Published January 30, 2019 | By Adrienne Proctor
It’s cold outside! The northern U.S. is experiencing subzero temps, and even temperate Oklahoma is blustery and chilly by February. What better way to treat your Valentine than to snuggle up in a cozy theatre and warm up with a love story. Actor and playwright John Cariani’s play Almost, Maine is the perfect show for just that. One of the most produced plays in the U.S., four thousand theatre companies have produced it so far, and it has surpassed A Midsummer Night’s Dream in high school productions.
The play about the town that almost is and isn’t quite finds its perfect footing in Guthrie with The Pollard Theatre. The beauty of it, and what makes it so producible, is the simplicity of the story. Presented in nine short scenes, the show focuses on the residents of a snowy, beatific town in Northern Maine called Almost. It’s not even a town, really, and the people who live there are finding love, in a way, but what they’re really finding is connection. It’s rich in conversational dialogue that feels comfortable and warm. As the townsfolk make realizations and new acquaintances, love is lost and found under the glow of the Northern Lights.
Every vignette in the show is a charming standalone scene. They’re individually named, making them effectively independent and freestanding plays themselves. Setting is the only thing they have in common, and the episodes do not intertwine. A few favorites include “They Fell”, “Getting it Back” and “Her Heart”. A new pair of characters appears in each of the nine segments. Romantic and sweet, this is a perfect date night show for couples. And even the skeptics won’t stand a chance against this lovely play. It’s that heartwarming.
Though it may often feel that way, stage productions don’t just emerge fully formed from the set they’re built around. Rehearsal is where the real work is done and it’s not just fine tuning and memorization. Rehearsal is where something beautiful and moving is built, from the stage up, where there was nothing but empty floor before. I was given an inside peek into a rehearsal session for Almost, Maine and it was educational as well as entertaining.
Every move is deliberate on stage, so as to convey the correct language, further a story line, and develop the characters. The process is intricate, complicated, and so subtle it’s hardly noticed by an audience. But those decisions must be made, and this cast is committed. What results in the deliberate work of these fine actors is well-rounded characters that teem with real emotions and actions. Their movements match their story and they’re not just reciting lines. What’s written in black and white on paper scripts becomes full color on stage.

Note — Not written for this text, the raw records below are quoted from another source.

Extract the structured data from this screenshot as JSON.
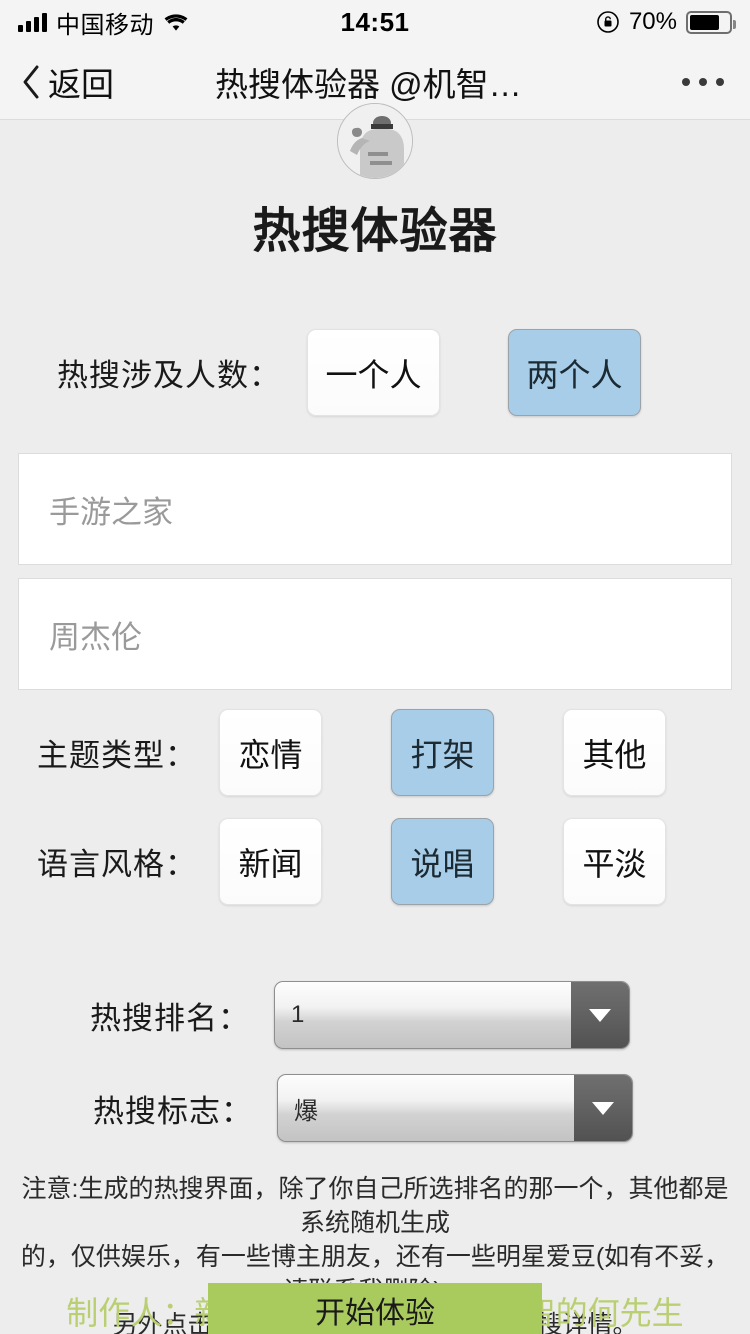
{
  "statusbar": {
    "carrier": "中国移动",
    "time": "14:51",
    "battery_percent": "70%",
    "signal_icon": "signal-bars-icon",
    "wifi_icon": "wifi-icon",
    "lock_icon": "rotation-lock-icon",
    "battery_icon": "battery-icon"
  },
  "navbar": {
    "back_label": "返回",
    "back_icon": "chevron-left-icon",
    "title": "热搜体验器 @机智的何...",
    "more_icon": "more-dots-icon"
  },
  "header": {
    "avatar_icon": "user-avatar-photo",
    "app_title": "热搜体验器"
  },
  "people": {
    "label": "热搜涉及人数：",
    "options": [
      {
        "label": "一个人",
        "selected": false
      },
      {
        "label": "两个人",
        "selected": true
      }
    ]
  },
  "inputs": [
    {
      "name": "name-field-1",
      "value": "",
      "placeholder": "手游之家"
    },
    {
      "name": "name-field-2",
      "value": "",
      "placeholder": "周杰伦"
    }
  ],
  "theme": {
    "label": "主题类型：",
    "options": [
      {
        "label": "恋情",
        "selected": false
      },
      {
        "label": "打架",
        "selected": true
      },
      {
        "label": "其他",
        "selected": false
      }
    ]
  },
  "style": {
    "label": "语言风格：",
    "options": [
      {
        "label": "新闻",
        "selected": false
      },
      {
        "label": "说唱",
        "selected": true
      },
      {
        "label": "平淡",
        "selected": false
      }
    ]
  },
  "rank": {
    "label": "热搜排名：",
    "value": "1",
    "arrow_icon": "chevron-down-icon"
  },
  "flag": {
    "label": "热搜标志：",
    "value": "爆",
    "arrow_icon": "chevron-down-icon"
  },
  "notice": {
    "line1": "注意:生成的热搜界面，除了你自己所选排名的那一个，其他都是系统随机生成",
    "line2": "的，仅供娱乐，有一些博主朋友，还有一些明星爱豆(如有不妥，请联系我删除)。",
    "line3": "另外点击你所生成的那一栏，可体验热搜详情。"
  },
  "footer": {
    "credit": "制作人：新浪微博最帅博主 @机智的何先生",
    "start_label": "开始体验"
  },
  "colors": {
    "page_background": "#ededed",
    "bar_background": "#f4f4f4",
    "selected_button": "#a8cde8",
    "start_button": "#a9cb5e",
    "credit_text": "#b9cf72",
    "placeholder_text": "#9a9a9a"
  }
}
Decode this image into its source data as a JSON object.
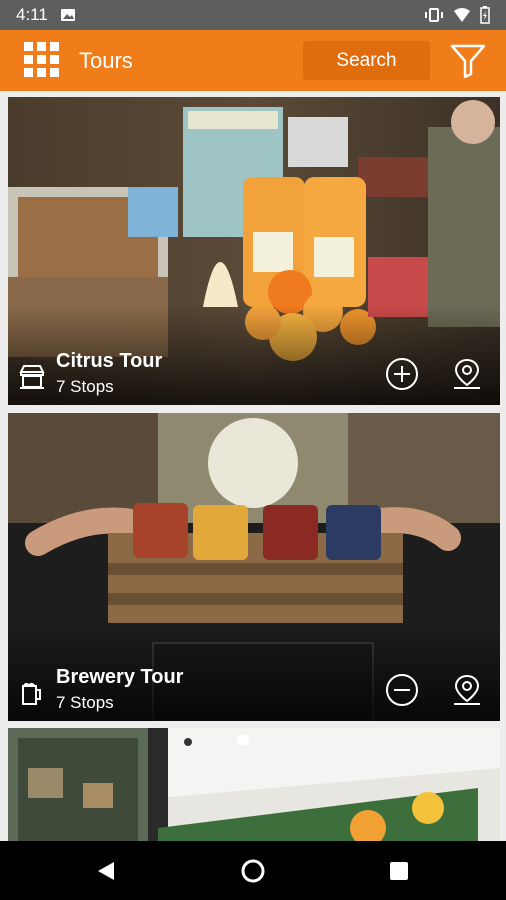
{
  "status": {
    "time": "4:11"
  },
  "app_bar": {
    "title": "Tours",
    "search_label": "Search"
  },
  "tours": [
    {
      "title": "Citrus Tour",
      "stops": "7 Stops",
      "icon": "storefront-icon",
      "action": "add"
    },
    {
      "title": "Brewery Tour",
      "stops": "7 Stops",
      "icon": "beer-mug-icon",
      "action": "remove"
    },
    {
      "title": "",
      "stops": ""
    }
  ],
  "colors": {
    "accent": "#f07d1a",
    "status_bar": "#5e5e5e"
  }
}
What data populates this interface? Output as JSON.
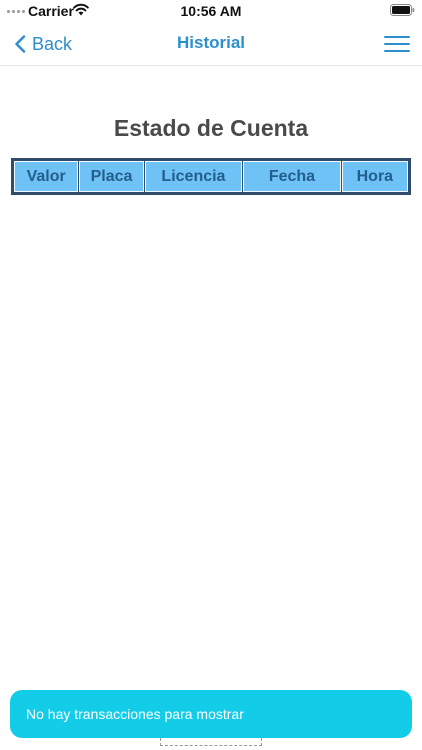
{
  "status_bar": {
    "carrier": "Carrier",
    "time": "10:56 AM"
  },
  "nav": {
    "back_label": "Back",
    "title": "Historial"
  },
  "page": {
    "title": "Estado de Cuenta"
  },
  "table": {
    "columns": [
      "Valor",
      "Placa",
      "Licencia",
      "Fecha",
      "Hora"
    ],
    "rows": []
  },
  "toast": {
    "message": "No hay transacciones para mostrar"
  },
  "colors": {
    "accent": "#2b8fce",
    "header_cell": "#6ec2f5",
    "header_border": "#2f4c6b",
    "toast_bg": "#13cde8"
  },
  "icons": [
    "signal-dots-icon",
    "wifi-icon",
    "battery-icon",
    "chevron-left-icon",
    "hamburger-menu-icon"
  ]
}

The development of the onstage movement and placement of actors is fully detailed by the director, a part played in this production by Matthew Alvin Brown. Brown’s expertise and attention to even the most understated detail is what brings this play to life. Pollard patrons will recognize Brown from prior Pollard productions of Hedwig and the Angry Inch, Company, American Idiot, In the Heights, and Passing Strange.
Artistic director W. Jerome Stevenson says “I loved the way Almost, Maine blended real character with its specific style of ‘romantic magic’ and I immediately reached out to Matthew to direct. The play is at once lyrical and whimsical; poignant and playful. It comes right to the edge of too sweet but when it reaches that threshold, it turns and endears itself to me all over again.”
The nineteen roles in the show are played by Company members Timothy Stewart and Jared Blount, along with returning artists Kris Schinske Wolfe and Renee Krapff. Scenic and lighting design is by W. Jerome Stevenson, sound design by Jared Blount, and costume design by Michael James. Dakota Muckelrath serves as Stage Manager. Stewart has previously been seen in popular productions Hairspray, Sylvia, and It’s A Wonderful Life: A Live Radio Play. He’s also known as the beloved narrator in A Territorial Christmas Carol. Blount has recently been seen in Laughter on the 23rd Floor, The Producers, and Hedwig and the Angry Inch. Returning artist Kris Schinske Wolfe was most recently seen in It’s A Wonderful Life: A Live Radio Play as Violet Bick. Renee Krapff is known to Pollard audiences for her role in God of Carnage.